Biomedical Engineering Reference
In-Depth Information
13.4.4 Tunnel Position
The ideal position of tunnel placement is an important and highly debated topic in
current ACL reconstruction. Despite no universal consensus on the optimal tunnel
position or method of achieving it, tunnel misplacement is generally accepted to
be one of the main causes of failure of ACL reconstruction [ 56 - 58 ]. Several
biomechanical lab studies have shown that graft placement in a position closer to
the anatomic footprint results in better initial biomechanical stability and knee
kinematics [ 59 - 61 ]. There is also data that supports that separately reconstructing
the two functional bundles of the ACL (anteromedial and posterolateral) better
reproduces native knee kinematics and provides superior clinical results [ 62 - 68 ].
Much less is known about the effect of tunnel position and single vs. double bundle
reconstruction on graft healing and incorporation.
In an extra-articular rabbit model, a soft tissue graft was placed perpendicular to
the tibia to create an aperture with compressive forces on one side and tensile forces
on the other side [ 69 ]. The tensile end showed more abundant Sharpey's fibers early
and a direct type insertion with four zones after 6 months. On the compressive side,
there was chondroid formation and woven bone at the tendon-bone interface. In an
intra-articular goat model, Ekdahl et al. [ 70 ] evaluated the effects of two nonana-
tomic reconstructions and one anatomic reconstruction of one of the two bundles of
the native ACL. The anatomic tunnel placement group had less tibial tunnel enlarge-
ment and fewer osteoclasts within both the tibial and femoral tunnels. There was also
more vascularity, which has been previously shown to correlate with graft strength
[ 71 ] on the femoral side.
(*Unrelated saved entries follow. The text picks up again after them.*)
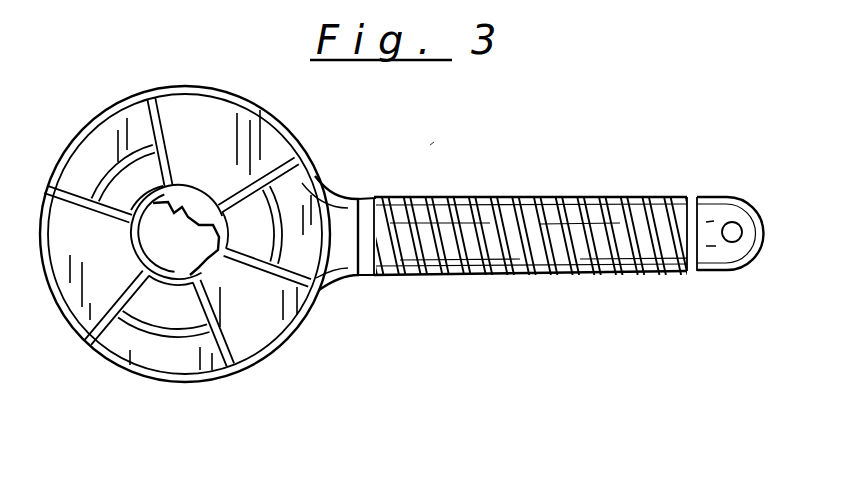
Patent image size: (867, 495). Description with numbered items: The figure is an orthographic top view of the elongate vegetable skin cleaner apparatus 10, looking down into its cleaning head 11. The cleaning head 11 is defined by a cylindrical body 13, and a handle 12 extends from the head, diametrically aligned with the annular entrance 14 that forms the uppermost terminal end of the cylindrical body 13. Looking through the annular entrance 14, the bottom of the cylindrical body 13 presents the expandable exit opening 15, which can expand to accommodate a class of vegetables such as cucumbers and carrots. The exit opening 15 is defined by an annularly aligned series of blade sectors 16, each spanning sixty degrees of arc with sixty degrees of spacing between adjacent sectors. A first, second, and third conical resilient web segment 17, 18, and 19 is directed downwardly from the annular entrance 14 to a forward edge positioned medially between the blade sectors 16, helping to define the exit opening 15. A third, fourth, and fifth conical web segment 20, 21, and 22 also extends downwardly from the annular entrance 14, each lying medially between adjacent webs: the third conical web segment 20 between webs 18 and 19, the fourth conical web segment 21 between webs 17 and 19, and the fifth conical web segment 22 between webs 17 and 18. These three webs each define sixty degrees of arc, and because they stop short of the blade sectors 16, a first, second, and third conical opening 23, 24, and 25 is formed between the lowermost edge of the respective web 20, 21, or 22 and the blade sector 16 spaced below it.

The elongate vegetable skin cleaner apparatus 10 is at (446, 138).
The cleaning head 11 is at (303, 104).
The handle 12 is at (605, 190).
The cylindrical body 13 is at (148, 362).
The annular entrance 14 is at (298, 337).
The bottom expandable exit opening 15 is at (191, 262).
The blade sectors 16 is at (187, 236).
The first conical resilient web segment 17 is at (206, 117).
The second conical resilient web segment 18 is at (256, 327).
The third conical resilient web segment 19 is at (103, 283).
The third conical web segment 20 is at (177, 360).
The fourth conical web segment 21 is at (94, 168).
The fifth conical web segment 22 is at (305, 196).
The first conical opening 23 is at (189, 327).
The second conical opening 24 is at (148, 208).
The third conical opening 25 is at (272, 251).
Biomechanically, the anatomic reconstruction group had
less tibial translation and lower in situ forces than the nonanatomic tunnel groups.
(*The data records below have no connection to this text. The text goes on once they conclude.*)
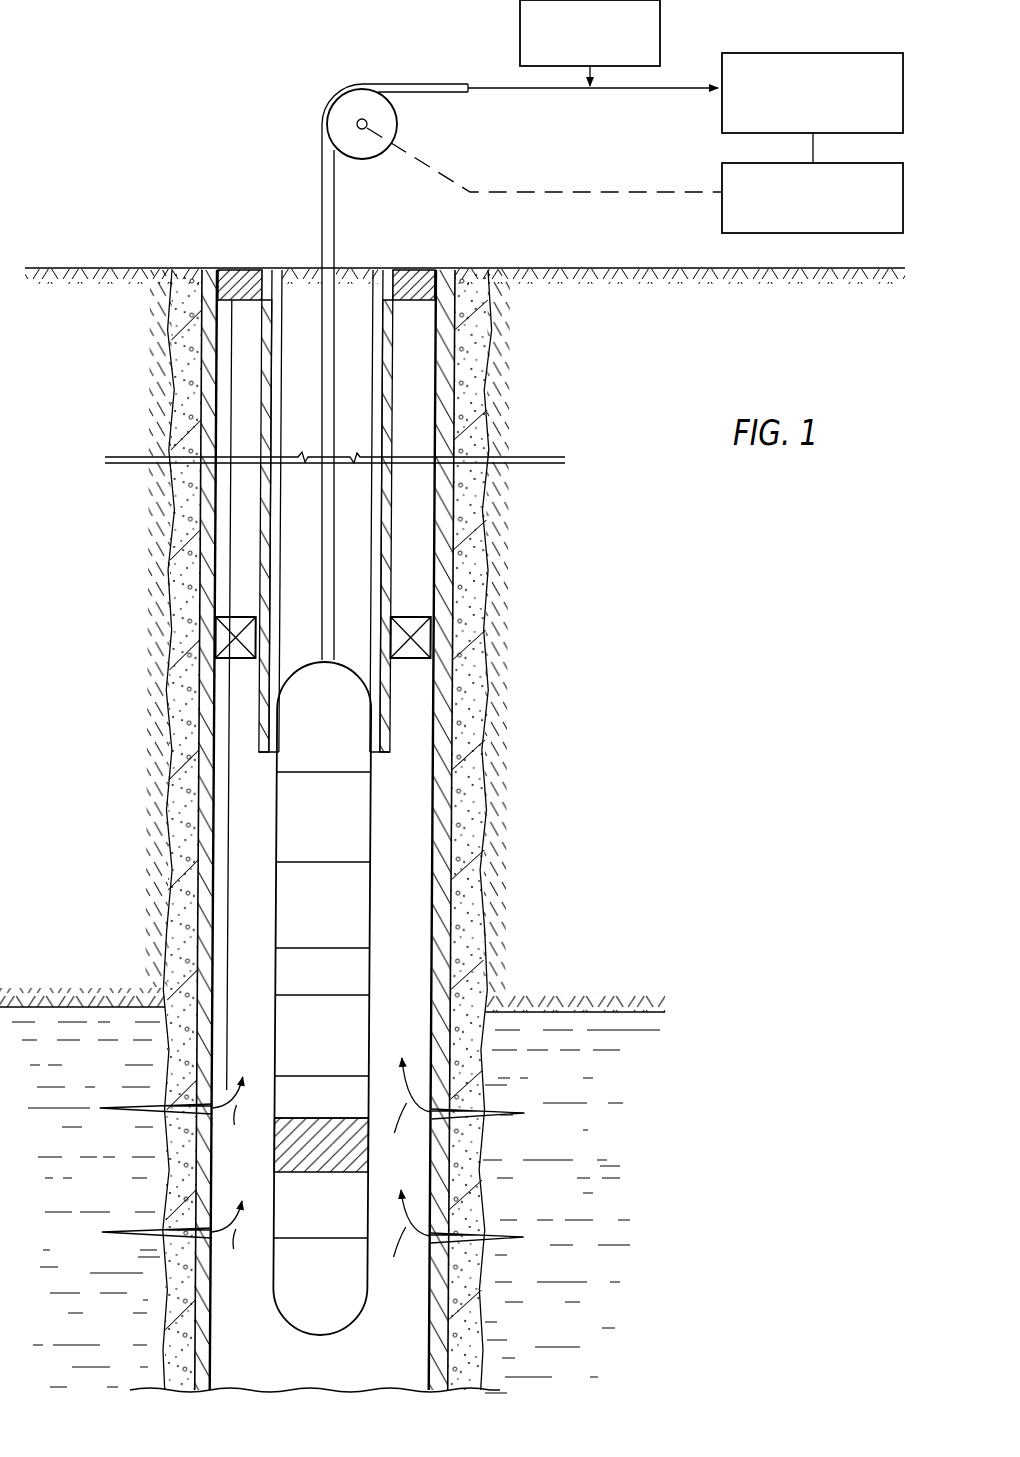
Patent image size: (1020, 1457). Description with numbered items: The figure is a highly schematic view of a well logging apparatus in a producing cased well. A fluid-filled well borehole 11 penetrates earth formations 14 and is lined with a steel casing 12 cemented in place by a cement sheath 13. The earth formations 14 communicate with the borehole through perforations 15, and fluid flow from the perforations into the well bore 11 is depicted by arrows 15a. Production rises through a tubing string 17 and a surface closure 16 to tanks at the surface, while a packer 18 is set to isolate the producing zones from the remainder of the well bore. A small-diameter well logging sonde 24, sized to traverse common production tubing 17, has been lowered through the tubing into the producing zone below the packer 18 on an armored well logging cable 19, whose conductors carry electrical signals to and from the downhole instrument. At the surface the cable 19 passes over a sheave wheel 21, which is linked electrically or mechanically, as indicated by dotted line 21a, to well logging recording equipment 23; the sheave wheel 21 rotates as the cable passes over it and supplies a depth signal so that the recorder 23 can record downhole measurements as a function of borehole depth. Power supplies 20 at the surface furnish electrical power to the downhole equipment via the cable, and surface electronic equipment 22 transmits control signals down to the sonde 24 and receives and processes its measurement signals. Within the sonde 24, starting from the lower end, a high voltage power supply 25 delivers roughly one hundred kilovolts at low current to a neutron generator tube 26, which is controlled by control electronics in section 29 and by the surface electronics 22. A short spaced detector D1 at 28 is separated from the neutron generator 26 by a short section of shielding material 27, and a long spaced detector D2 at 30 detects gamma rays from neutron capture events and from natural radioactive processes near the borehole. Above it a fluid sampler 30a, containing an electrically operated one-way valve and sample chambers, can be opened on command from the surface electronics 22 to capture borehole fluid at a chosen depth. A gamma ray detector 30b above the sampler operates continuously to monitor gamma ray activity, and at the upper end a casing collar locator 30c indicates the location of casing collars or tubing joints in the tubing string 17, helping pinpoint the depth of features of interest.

The well borehole 11 is at (410, 905).
The steel casing 12 is at (208, 330).
The cement sheath 13 is at (465, 322).
The earth formations 14 is at (617, 534).
The perforations 15 is at (140, 1110).
The arrows 15a is at (321, 1170).
The surface closure 16 is at (408, 268).
The tubing string 17 is at (385, 405).
The packer 18 is at (418, 640).
The armored well logging cable 19 is at (321, 214).
The power supplies 20 is at (520, 14).
The sheave wheel 21 is at (343, 118).
The dotted line 21a is at (561, 195).
The surface electronic equipment 22 is at (838, 54).
The well logging recording equipment 23 is at (722, 226).
The well logging sonde 24 is at (372, 832).
The high voltage power supply 25 is at (355, 1305).
The neutron generator tube 26 is at (368, 1222).
The shielding material 27 is at (277, 1163).
The short spaced detector D1 28 is at (368, 1088).
The control electronics section 29 is at (277, 1037).
The long spaced detector D2 30 is at (372, 972).
The fluid sampler 30a is at (278, 907).
The gamma ray detector 30b is at (278, 822).
The casing collar locator 30c is at (372, 763).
13.4.5 Graft-Tunnel Motion and Rehabilitation
The effect of graft motion and subsequent mechanical loading during the healing
process is a complex interaction that is not fully understood. In their normal state,
ligaments and tendons show sensitivity to variable mechanical demands and tend to
demonstrate an increase in tensile modulus in response to increasing loads. Stress
deprivation has also been shown to be associated with a decline in mechanical
properties [ 30 , 72 - 75 ]. It is also well known that bone is sensitive to variable
mechanical loads. Stress deprivation leads to decreased bone mineral density and
resorption while increasing loads stimulate increased bone formation and improved
mechanical properties [ 76 - 78 ].
It is less clearly known how mechanical loads affect tendon-to-bone healing in
the setting of tendon repair and ligament reconstruction. In a canine flexor tendon
model, Thomopoulos et al. found that muscle loading significantly improved
biomechanical properties compared with unloaded repairs [ 75 ]. In contrast, the
same group found that early exercise after rotator cuff repair in a rat model led to a
diminished healing response compared to a group that was immobilized [ 74 ].